Afinal, com ou sem o recente e intragável 7 x 1 na bagagem, o Brasil ainda é o país mais vezes campeão do mundo. E, nesses dias tão estranhos de Jogos Olímpicos, o hino nacional voltou a ser cantado a capela pela torcida nas arquibancadas e a bola voltou a rolar ao som dos gritos de olé, de pé em pé, não para menosprezar o adversário, mas para celebrar um país que sempre deu certo dentro das quatro linhas. A bola novamente se insinua para o brasileiro, porque gosta de ser tocada por ele, de ser reverenciada em cada drible, em cada gol, em cada lance.
A desconfiança então dá lugar à lembrança de quantos balanços, quantos passeios, quanta ginga, quanta vontade de vencer já tivemos. De quanta beleza, quanta suavidade, com tanta naturalidade, como nos passos de Gisele, sob os olhares do mundo inteiro. Talvez a relação de amor e ódio do brasileiro com sua seleção seja "a coisa mais linda, mais cheia de graça", que somente a letra de Tom Jobim pode tentar descrever.
A seleção, mais uma vez, aos poucos consegue se livrar da marcação do seu mais fiel e apaixonado adversário, o próprio brasileiro.
O futebol, caprichoso, sempre dá o seu jeito.
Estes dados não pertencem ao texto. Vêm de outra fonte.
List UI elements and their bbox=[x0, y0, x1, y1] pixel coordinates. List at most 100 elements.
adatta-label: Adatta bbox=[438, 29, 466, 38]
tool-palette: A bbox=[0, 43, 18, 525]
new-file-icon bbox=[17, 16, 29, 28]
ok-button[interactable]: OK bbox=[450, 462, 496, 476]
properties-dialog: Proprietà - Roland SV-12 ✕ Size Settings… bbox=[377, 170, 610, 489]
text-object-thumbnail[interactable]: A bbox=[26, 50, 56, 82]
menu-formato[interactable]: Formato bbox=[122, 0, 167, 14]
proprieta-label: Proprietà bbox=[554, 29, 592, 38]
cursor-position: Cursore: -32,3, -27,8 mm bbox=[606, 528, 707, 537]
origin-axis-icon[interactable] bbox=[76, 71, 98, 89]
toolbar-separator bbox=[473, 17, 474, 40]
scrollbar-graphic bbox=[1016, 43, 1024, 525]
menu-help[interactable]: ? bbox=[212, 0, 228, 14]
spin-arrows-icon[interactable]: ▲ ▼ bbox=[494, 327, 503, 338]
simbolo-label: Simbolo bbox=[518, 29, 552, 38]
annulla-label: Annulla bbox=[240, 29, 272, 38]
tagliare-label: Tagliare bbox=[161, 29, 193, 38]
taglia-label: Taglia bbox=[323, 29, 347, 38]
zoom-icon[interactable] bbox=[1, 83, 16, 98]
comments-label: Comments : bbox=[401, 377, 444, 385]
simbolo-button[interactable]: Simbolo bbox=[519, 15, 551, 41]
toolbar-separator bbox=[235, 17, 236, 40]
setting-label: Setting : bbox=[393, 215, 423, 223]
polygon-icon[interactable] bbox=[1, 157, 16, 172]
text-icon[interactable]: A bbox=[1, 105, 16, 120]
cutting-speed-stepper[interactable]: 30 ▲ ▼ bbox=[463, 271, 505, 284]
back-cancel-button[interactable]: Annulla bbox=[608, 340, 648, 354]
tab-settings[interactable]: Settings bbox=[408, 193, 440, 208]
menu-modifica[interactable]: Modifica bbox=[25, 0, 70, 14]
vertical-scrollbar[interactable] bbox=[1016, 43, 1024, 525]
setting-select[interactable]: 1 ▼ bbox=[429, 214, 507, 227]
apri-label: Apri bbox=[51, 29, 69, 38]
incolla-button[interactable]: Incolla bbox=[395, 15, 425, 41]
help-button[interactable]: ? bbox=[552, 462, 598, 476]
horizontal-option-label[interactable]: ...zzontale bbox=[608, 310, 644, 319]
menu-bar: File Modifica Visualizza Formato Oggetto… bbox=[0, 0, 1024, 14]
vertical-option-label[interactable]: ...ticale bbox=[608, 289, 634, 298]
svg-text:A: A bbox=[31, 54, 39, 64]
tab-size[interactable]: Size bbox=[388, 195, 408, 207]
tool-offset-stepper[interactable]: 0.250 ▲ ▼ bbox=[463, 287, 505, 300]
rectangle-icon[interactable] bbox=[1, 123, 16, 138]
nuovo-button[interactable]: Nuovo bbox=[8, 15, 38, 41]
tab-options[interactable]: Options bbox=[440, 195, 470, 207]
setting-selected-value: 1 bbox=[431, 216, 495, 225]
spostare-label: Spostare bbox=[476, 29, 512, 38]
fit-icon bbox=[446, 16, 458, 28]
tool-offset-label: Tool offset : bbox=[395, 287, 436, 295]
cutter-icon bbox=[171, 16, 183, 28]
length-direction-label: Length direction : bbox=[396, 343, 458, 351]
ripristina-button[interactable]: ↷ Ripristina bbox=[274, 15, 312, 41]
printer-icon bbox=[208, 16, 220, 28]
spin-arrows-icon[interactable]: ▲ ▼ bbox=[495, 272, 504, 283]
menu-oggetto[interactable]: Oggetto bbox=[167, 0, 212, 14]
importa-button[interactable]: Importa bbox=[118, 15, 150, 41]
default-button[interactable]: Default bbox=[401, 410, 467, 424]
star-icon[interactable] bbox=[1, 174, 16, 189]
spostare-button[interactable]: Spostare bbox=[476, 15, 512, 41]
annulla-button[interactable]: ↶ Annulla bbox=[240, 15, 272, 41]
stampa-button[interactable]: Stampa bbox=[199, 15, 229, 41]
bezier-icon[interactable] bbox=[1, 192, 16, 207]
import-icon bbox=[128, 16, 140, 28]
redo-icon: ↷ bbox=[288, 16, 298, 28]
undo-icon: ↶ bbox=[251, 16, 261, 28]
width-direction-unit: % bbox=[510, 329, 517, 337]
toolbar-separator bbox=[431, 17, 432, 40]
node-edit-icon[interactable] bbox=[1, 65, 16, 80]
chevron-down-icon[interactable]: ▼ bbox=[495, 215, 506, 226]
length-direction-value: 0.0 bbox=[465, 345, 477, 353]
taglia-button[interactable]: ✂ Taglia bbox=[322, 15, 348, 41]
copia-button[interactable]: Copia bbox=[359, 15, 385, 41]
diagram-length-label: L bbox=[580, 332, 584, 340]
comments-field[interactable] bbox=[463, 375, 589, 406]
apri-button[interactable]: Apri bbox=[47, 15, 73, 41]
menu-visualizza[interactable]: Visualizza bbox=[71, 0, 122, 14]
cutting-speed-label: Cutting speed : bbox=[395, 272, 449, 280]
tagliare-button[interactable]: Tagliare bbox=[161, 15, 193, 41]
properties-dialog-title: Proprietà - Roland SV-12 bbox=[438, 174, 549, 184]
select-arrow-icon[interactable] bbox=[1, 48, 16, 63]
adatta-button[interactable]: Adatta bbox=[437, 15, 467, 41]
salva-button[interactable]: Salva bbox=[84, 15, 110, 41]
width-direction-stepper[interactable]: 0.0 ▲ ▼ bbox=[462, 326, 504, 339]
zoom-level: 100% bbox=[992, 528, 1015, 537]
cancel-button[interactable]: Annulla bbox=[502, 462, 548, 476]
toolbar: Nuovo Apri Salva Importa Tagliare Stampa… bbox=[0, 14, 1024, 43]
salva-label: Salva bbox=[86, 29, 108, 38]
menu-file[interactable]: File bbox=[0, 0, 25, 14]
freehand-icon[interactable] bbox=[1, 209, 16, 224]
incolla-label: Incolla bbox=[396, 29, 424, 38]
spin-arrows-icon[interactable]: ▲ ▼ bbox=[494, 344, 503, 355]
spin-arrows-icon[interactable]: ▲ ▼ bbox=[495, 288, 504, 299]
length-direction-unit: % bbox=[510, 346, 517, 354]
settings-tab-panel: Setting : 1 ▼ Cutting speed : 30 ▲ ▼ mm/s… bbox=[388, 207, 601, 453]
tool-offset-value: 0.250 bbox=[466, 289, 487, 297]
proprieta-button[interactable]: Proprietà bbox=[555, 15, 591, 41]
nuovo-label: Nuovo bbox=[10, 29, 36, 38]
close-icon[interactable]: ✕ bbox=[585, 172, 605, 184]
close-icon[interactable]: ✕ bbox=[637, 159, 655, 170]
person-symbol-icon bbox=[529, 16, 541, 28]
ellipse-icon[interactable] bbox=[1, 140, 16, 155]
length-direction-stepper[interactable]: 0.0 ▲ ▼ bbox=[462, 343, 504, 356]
Adriano Oliveira tem este Blog desde 2009, mas a paixão pelo futebol nasceu bem antes disso. É um apaixonado que vibra pelas 11 posições, mas sempre assume uma, pois jamais fica em cima do muro. Aos 43 anos, o futebol ainda o faz sentir a mesma coisa que ele sentia aos 10.

2 comentários:

Unknown disse...

Há muito tempo não via a amarelinha ser defendida com tanto amor e raça. Parabéns as meninas da nossa seleção, podemos até não ganhar esses jogos, mas elas conseguiram reacender a chama do orgulho pelo verde e amarel.

Alessandro disse...

O brasileiro, de um modo geral, possui uma infinita relação de amor e ódio com sua seleção de futebol, masculina e feminina. A coisa esfria as vezes, até por tempo indeterminado, mas sempre reacende novamente.